6.6 Der Läufer mit und ohne Vorposten

Partien 95 - 97

Dem freundlichen Leser wird sich beim Nachspielen der nun folgenden drei Partien der bestimmte Eindruck aufdrängen, daß er es hier mit „neuromantisch orientierten“ Läufern zu tun hat, die mit denen aus der alten Zeit „gar nicht zu verwechseln“ sind. Und doch handelt es sich nur um unwägbare Unterschiede.
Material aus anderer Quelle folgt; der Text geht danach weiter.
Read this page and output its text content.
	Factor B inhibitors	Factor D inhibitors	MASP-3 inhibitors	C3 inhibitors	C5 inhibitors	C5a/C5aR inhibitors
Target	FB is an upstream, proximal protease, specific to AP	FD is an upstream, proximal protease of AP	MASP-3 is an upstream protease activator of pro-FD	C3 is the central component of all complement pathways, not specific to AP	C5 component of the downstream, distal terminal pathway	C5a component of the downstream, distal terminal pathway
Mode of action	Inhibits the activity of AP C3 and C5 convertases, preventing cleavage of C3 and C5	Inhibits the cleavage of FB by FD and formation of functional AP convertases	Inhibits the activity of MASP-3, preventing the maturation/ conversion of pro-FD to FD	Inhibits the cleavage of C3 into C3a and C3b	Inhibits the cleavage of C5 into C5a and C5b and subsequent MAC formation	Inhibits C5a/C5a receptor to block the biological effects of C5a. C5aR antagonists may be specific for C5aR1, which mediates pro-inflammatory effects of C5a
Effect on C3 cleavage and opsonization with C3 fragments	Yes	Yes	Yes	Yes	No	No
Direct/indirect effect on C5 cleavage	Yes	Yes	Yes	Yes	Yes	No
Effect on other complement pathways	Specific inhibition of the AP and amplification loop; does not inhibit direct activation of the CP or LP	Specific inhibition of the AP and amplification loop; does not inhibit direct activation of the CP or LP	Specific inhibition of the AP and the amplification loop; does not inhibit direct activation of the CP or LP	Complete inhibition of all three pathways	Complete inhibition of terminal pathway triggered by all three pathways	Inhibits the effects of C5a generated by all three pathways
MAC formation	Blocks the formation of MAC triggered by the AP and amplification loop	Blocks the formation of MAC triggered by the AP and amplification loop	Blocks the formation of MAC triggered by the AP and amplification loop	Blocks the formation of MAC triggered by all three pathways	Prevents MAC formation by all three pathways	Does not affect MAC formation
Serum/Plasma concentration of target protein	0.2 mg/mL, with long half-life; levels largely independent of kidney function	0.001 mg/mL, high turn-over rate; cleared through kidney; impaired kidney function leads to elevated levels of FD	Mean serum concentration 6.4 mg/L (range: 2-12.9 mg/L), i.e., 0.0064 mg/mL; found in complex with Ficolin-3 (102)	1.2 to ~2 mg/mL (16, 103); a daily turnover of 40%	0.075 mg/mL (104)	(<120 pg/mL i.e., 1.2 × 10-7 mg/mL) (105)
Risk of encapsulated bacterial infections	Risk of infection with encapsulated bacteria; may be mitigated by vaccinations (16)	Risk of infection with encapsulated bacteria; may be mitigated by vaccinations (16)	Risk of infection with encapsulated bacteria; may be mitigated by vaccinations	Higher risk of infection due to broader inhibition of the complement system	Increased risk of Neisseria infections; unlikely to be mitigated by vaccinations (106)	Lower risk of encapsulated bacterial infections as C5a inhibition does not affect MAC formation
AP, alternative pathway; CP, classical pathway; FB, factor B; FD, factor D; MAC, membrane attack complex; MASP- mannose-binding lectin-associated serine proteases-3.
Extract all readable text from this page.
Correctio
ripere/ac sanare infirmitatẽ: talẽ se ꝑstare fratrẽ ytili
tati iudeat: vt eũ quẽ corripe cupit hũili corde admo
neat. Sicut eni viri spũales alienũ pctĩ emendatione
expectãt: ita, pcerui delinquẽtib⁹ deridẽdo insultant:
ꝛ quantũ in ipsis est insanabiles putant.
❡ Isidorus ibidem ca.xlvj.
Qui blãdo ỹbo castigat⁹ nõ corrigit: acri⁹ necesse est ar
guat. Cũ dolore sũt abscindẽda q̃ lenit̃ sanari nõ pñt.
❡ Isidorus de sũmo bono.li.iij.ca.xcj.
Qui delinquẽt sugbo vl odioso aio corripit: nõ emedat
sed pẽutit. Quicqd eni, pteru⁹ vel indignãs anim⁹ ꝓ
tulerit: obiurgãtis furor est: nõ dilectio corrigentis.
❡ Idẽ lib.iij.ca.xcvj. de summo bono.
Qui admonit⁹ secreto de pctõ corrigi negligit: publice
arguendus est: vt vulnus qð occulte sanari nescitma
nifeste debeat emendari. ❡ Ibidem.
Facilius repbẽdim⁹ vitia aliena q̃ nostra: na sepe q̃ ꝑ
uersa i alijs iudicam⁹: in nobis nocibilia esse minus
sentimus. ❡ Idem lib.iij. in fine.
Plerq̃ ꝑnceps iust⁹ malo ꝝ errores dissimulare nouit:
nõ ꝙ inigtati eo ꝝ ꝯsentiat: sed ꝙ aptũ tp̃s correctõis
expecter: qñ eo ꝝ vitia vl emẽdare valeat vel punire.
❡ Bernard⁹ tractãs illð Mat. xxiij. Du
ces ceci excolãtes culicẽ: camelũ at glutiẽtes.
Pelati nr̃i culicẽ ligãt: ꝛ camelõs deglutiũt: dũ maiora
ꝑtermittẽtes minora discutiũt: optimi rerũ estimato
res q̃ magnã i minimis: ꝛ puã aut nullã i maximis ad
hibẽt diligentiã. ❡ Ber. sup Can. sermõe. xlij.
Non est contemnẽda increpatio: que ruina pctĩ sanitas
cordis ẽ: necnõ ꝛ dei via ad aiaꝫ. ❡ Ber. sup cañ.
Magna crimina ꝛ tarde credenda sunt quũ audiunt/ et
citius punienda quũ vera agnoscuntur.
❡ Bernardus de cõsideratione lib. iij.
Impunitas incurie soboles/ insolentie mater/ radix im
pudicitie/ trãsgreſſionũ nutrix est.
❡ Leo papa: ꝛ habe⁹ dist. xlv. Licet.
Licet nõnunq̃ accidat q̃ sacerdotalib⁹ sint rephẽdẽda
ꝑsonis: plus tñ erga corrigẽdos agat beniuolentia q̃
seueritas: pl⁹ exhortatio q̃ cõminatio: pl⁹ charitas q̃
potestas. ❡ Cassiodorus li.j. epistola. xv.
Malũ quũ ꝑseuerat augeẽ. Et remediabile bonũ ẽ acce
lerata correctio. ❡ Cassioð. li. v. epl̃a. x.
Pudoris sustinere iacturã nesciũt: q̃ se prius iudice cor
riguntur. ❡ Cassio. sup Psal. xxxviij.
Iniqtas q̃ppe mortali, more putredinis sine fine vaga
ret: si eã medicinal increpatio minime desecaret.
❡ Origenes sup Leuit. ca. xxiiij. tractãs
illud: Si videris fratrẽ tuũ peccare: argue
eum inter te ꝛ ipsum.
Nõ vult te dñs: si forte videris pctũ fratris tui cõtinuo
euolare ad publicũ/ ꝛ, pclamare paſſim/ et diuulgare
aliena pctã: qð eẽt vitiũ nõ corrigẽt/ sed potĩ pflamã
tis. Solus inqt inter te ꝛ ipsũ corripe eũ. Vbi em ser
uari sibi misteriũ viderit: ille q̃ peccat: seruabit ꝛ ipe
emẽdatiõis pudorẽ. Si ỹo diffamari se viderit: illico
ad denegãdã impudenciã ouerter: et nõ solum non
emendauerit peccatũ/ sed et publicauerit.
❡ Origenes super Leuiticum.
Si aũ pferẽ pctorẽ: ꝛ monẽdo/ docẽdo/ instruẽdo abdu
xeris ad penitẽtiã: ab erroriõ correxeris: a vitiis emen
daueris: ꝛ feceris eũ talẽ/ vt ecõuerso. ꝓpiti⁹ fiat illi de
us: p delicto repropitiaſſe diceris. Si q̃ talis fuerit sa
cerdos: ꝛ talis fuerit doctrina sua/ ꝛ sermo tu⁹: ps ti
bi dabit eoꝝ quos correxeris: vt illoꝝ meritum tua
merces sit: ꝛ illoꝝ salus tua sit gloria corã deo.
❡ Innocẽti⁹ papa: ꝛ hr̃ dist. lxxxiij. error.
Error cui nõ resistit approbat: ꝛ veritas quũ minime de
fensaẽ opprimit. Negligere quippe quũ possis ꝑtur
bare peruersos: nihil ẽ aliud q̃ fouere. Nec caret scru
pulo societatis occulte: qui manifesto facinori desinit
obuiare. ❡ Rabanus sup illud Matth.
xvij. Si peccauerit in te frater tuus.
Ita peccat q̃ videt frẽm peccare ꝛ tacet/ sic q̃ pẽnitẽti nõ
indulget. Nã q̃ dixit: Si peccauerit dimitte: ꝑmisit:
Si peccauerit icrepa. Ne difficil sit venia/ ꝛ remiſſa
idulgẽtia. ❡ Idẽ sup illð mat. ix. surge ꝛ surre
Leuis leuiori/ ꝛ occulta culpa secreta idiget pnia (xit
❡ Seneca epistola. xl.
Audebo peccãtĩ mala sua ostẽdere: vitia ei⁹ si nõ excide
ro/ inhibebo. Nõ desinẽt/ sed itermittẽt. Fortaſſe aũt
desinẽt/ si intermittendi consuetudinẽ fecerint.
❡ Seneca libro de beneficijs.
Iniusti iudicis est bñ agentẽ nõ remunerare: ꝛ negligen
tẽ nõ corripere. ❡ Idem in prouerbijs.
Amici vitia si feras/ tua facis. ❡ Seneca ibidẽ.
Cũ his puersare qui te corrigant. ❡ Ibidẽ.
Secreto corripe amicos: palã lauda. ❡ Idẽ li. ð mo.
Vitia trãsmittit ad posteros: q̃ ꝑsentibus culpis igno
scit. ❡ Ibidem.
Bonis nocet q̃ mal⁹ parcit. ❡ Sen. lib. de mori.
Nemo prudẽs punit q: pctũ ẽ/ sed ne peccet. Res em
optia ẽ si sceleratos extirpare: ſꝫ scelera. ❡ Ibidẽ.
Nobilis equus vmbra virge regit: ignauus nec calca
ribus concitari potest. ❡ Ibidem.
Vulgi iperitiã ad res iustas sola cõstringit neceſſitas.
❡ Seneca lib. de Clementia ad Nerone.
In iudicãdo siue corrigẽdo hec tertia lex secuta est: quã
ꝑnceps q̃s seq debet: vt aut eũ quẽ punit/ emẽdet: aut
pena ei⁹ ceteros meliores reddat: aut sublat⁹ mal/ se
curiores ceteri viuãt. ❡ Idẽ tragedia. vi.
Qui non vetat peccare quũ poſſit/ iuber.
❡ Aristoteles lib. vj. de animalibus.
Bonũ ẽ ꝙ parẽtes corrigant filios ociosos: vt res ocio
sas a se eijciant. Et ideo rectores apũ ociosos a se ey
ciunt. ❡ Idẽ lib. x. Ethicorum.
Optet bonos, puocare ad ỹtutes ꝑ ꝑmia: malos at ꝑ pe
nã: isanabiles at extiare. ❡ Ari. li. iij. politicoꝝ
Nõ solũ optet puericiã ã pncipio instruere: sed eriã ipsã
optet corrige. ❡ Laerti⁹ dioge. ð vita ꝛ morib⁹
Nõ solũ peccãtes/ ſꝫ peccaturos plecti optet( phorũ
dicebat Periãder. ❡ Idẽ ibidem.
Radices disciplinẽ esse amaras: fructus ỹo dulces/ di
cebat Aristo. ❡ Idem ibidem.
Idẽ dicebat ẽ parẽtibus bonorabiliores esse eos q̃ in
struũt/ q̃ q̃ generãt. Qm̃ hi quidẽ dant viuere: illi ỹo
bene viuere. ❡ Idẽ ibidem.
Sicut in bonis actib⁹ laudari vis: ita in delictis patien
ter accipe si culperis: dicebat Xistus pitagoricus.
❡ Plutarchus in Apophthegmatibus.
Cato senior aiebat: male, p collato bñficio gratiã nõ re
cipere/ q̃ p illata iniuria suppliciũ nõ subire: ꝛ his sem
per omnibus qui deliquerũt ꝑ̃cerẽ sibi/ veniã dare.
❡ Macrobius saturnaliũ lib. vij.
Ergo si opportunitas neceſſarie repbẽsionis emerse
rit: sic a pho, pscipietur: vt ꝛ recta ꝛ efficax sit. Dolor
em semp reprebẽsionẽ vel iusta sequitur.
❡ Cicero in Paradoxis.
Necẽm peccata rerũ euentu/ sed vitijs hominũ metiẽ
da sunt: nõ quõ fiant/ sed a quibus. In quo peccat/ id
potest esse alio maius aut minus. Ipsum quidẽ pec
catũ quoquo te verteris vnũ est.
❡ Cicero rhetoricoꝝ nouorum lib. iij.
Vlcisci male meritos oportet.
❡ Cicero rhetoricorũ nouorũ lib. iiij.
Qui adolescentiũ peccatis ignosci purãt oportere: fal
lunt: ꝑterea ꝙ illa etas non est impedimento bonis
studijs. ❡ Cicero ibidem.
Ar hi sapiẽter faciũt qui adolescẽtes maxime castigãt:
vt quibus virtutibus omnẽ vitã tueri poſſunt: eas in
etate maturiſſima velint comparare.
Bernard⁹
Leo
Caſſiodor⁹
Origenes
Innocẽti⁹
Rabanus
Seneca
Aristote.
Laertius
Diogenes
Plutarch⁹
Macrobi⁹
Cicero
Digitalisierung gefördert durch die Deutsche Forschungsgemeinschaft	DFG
In der Nr. 95 wird eine Läuferschräge nach Lineargrundsätzen behandelt. — In der Stellung Weiß: Td1, Sc3, Be4; Schwarz: Bc7 und d6 (wir folgen hier den Gedankengängen des „Systems“, auch ist das Schema dem genannten Buche entnommen) mußten wir der Linearwirkung zunächst noch jedes klare Angriffsziel absprechen, denn das Eindringen in die 7. Reihe konnte in Anbetracht der festen gegnerischen Defensivformation (c7, d6) keineswegs als reale Möglichkeit empfunden werden. Es geschah aber 1. Sc3—d5, wodurch die vage Linearwirkung zu einem realistisch gefärbten Vorpostenspringer verdichtet wurde (die Folge war c7—c6, um den unangenehmen Gesellen zu vertreiben! 2. Sd5—-c3, und die Linearwirkung hatte nun das klare Angriffsziel d6). — Der hier skizzierte Vorgang der Materialisierung, auf eine Schräge übertragen, das ist der Sinn unserer Nr. 95! Man vergleiche übrigens an unserer Nr. 61 den von uns empfohlenen Zug 28. Dh2—f4. Die Df4 wäre als Diagonalvorposten aufzufassen. — In der Nr. 96 fallen die Läufer durch Kühnheit im Angriff, in der Nr. 97 durch solche in der Verteidigung auf. Alles in allem genommen dürften die „unabwägbaren Unterschiede“ — siehe oben — darin begründet sein, daß die moderne Meistergeneration den gedanklichen Bau als solchen doch wohl etwas höher zu schätzen weiß, als unsere Altvorderen es taten. Auch treten Mut und Phantasie nun in einer anderen (und besseren) Einkleidung auf. (Man sehe die in der Luft schwebenden Läufer der Partie Nr. 96 und beachte ferner den „Mut der Entsagung“, der vom Lb7 in der Nr. 97 an den Tag gelegt wird.)